Pas étonnant que Taylor tape du pied contre la portière en se retenant de se ronger les ongles. Non seulement elle doit reconquérir Sienna, mais en plus elle doit donner le meilleur d'elle-même pour son plus gros concert à date. Rick n'en mène pas beaucoup plus large, au volant du van. Lui qui est plutôt bavard habituellement a gardé le silence pendant tout le trajet, repassant en boucle les chansons qu'ils doivent jouer ce soir.

Est-ce qu'ils voudront encore de Taylor après ce qu'elle a prévu ? Pas si sûr.

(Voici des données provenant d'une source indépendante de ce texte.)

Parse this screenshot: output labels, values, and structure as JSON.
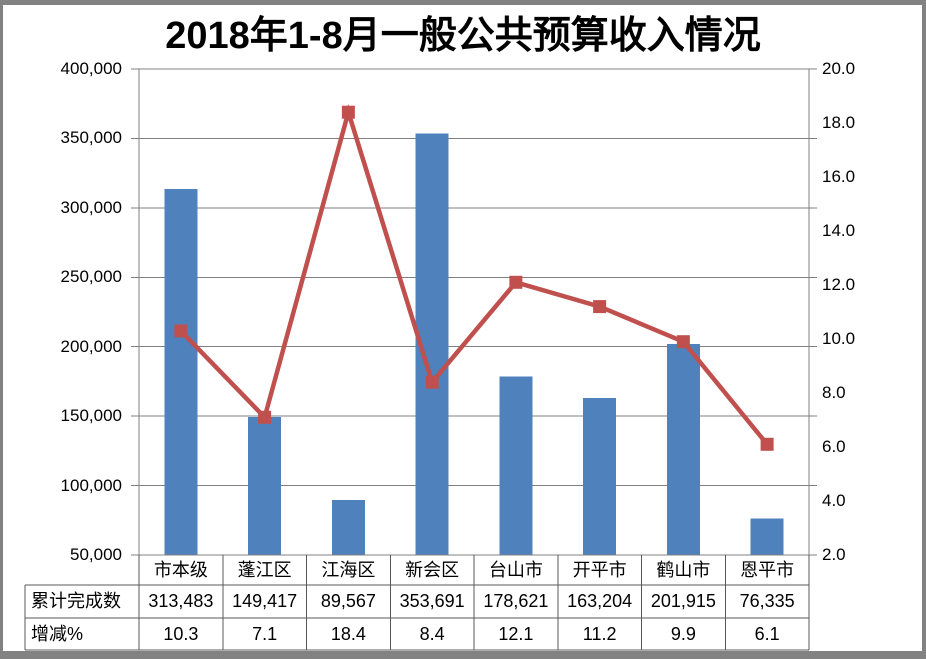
{
  "window": {
    "background": "#ffffff",
    "frame_color": "#828282"
  },
  "chart_data": {
    "type": "combo-bar-line",
    "title": "2018年1-8月一般公共预算收入情况",
    "categories": [
      "市本级",
      "蓬江区",
      "江海区",
      "新会区",
      "台山市",
      "开平市",
      "鹤山市",
      "恩平市"
    ],
    "series": [
      {
        "name": "累计完成数",
        "chart_type": "bar",
        "axis": "left",
        "color": "#4F81BD",
        "values": [
          313483,
          149417,
          89567,
          353691,
          178621,
          163204,
          201915,
          76335
        ]
      },
      {
        "name": "增减%",
        "chart_type": "line",
        "axis": "right",
        "color": "#C0504D",
        "marker": "square",
        "values": [
          10.3,
          7.1,
          18.4,
          8.4,
          12.1,
          11.2,
          9.9,
          6.1
        ]
      }
    ],
    "left_axis": {
      "min": 50000,
      "max": 400000,
      "step": 50000,
      "tick_labels": [
        "400,000",
        "350,000",
        "300,000",
        "250,000",
        "200,000",
        "150,000",
        "100,000",
        "50,000"
      ]
    },
    "right_axis": {
      "min": 2.0,
      "max": 20.0,
      "step": 2.0,
      "tick_labels": [
        "20.0",
        "18.0",
        "16.0",
        "14.0",
        "12.0",
        "10.0",
        "8.0",
        "6.0",
        "4.0",
        "2.0"
      ]
    },
    "gridlines": true,
    "legend": "none",
    "grid_color": "#808080",
    "axis_color": "#808080"
  },
  "data_table": {
    "border_color": "#595959",
    "header_row": [
      "市本级",
      "蓬江区",
      "江海区",
      "新会区",
      "台山市",
      "开平市",
      "鹤山市",
      "恩平市"
    ],
    "rows": [
      {
        "label": "累计完成数",
        "values": [
          "313,483",
          "149,417",
          "89,567",
          "353,691",
          "178,621",
          "163,204",
          "201,915",
          "76,335"
        ]
      },
      {
        "label": "增减%",
        "values": [
          "10.3",
          "7.1",
          "18.4",
          "8.4",
          "12.1",
          "11.2",
          "9.9",
          "6.1"
        ]
      }
    ]
  }
}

Le van passe devant le stadium du campus, puis sur Campus Drive. Les allées taillées et les bâtiments impeccables de l'une des plus prestigieuses universités des États-Unis sont visibles un court instant. Ce n'est pas le même standing que la NYU, mais de toute façon elle n'y aurait jamais été acceptée.

Il ne leur faut que deux minutes pour rejoindre le Bing Concert Hall, encore vide à cette heure. Le bâtiment ne paye pas de mine depuis l'extérieur, mais il parait que l'acoustique est extraordinaire. Rien à voir avec le Witch Hour. Les deux véhicules prennent l'entrée des artistes, où un bus et deux autres vans sont déjà garés.

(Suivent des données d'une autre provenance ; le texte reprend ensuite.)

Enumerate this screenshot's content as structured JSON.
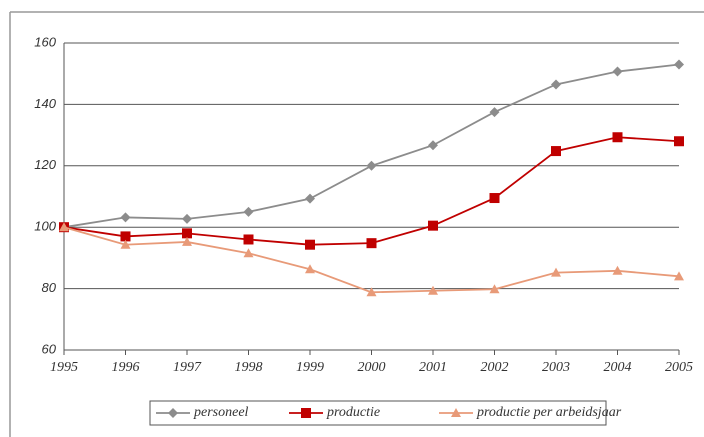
{
  "chart_data": {
    "type": "line",
    "categories": [
      "1995",
      "1996",
      "1997",
      "1998",
      "1999",
      "2000",
      "2001",
      "2002",
      "2003",
      "2004",
      "2005"
    ],
    "series": [
      {
        "name": "personeel",
        "color": "#8c8c8c",
        "marker": "diamond",
        "values": [
          100,
          103.2,
          102.7,
          105,
          109.3,
          120,
          126.7,
          137.5,
          146.5,
          150.7,
          153
        ]
      },
      {
        "name": "productie",
        "color": "#c00000",
        "marker": "square",
        "values": [
          100,
          97,
          98,
          96,
          94.3,
          94.8,
          100.5,
          109.5,
          124.8,
          129.3,
          128
        ]
      },
      {
        "name": "productie per arbeidsjaar",
        "color": "#e89a78",
        "marker": "triangle",
        "values": [
          100,
          94.3,
          95.2,
          91.5,
          86.3,
          78.8,
          79.3,
          79.8,
          85.2,
          85.8,
          84
        ]
      }
    ],
    "ylim": [
      60,
      160
    ],
    "yticks": [
      60,
      80,
      100,
      120,
      140,
      160
    ],
    "grid": true,
    "legend": "bottom"
  }
}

Taylor sort. Il fait assez beau, même si sa parka n'est toujours pas en trop. Elle se frotte les mains, alors que Rimbaud et Carmen les rejoignent.

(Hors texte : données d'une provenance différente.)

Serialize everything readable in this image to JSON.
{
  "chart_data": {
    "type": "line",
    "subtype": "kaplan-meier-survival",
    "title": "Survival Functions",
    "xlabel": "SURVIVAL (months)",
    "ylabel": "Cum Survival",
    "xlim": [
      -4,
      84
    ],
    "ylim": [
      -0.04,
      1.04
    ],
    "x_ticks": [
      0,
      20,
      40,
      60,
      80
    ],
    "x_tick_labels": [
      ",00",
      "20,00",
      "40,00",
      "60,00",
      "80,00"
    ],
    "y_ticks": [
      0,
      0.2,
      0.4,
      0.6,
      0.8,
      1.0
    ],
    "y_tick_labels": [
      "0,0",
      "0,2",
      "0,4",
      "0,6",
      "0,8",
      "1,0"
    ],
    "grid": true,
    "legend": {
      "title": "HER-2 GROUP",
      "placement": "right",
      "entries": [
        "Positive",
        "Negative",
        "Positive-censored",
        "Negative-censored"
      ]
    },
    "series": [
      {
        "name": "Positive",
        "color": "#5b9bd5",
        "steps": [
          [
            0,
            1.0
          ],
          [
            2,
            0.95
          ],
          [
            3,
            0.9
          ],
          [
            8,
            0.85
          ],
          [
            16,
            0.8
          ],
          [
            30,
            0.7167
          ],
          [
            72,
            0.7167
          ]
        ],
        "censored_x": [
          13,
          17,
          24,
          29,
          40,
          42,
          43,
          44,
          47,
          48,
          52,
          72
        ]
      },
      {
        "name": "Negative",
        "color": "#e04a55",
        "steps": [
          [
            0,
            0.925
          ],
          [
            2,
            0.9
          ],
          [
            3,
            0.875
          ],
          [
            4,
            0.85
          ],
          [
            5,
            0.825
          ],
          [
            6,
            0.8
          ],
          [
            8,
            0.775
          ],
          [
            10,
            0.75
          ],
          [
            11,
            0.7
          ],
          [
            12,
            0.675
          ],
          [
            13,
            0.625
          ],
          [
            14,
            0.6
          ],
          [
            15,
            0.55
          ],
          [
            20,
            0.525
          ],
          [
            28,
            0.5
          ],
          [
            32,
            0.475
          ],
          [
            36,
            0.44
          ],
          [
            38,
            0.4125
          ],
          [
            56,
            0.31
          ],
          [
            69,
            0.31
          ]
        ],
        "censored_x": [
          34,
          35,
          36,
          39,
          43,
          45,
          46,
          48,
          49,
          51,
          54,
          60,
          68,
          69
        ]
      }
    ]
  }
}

— On s'active, ordonne Rick.

Vu l'heure, il n'a pas tort. Les membres du groupe descendent amplis et instruments, aidés par deux techniciens. Comme ils sont les seconds à passer, leur matériel se fait déjà installer derrière le second rideau de la scène, pour gagner du temps et limiter les entractes.

Quand les techniciens n'ont plus besoin de Taylor, celle-ci se dirige vers les coulisses pour se changer, accompagnée de Carmen.

— Tu nous sauves encore la mise, lui dit la bassiste.

— Tu parles, c'est moi qui profite de l'occasion. Normalement, on ne fait pas son deuxième concert dans une salle comme ça.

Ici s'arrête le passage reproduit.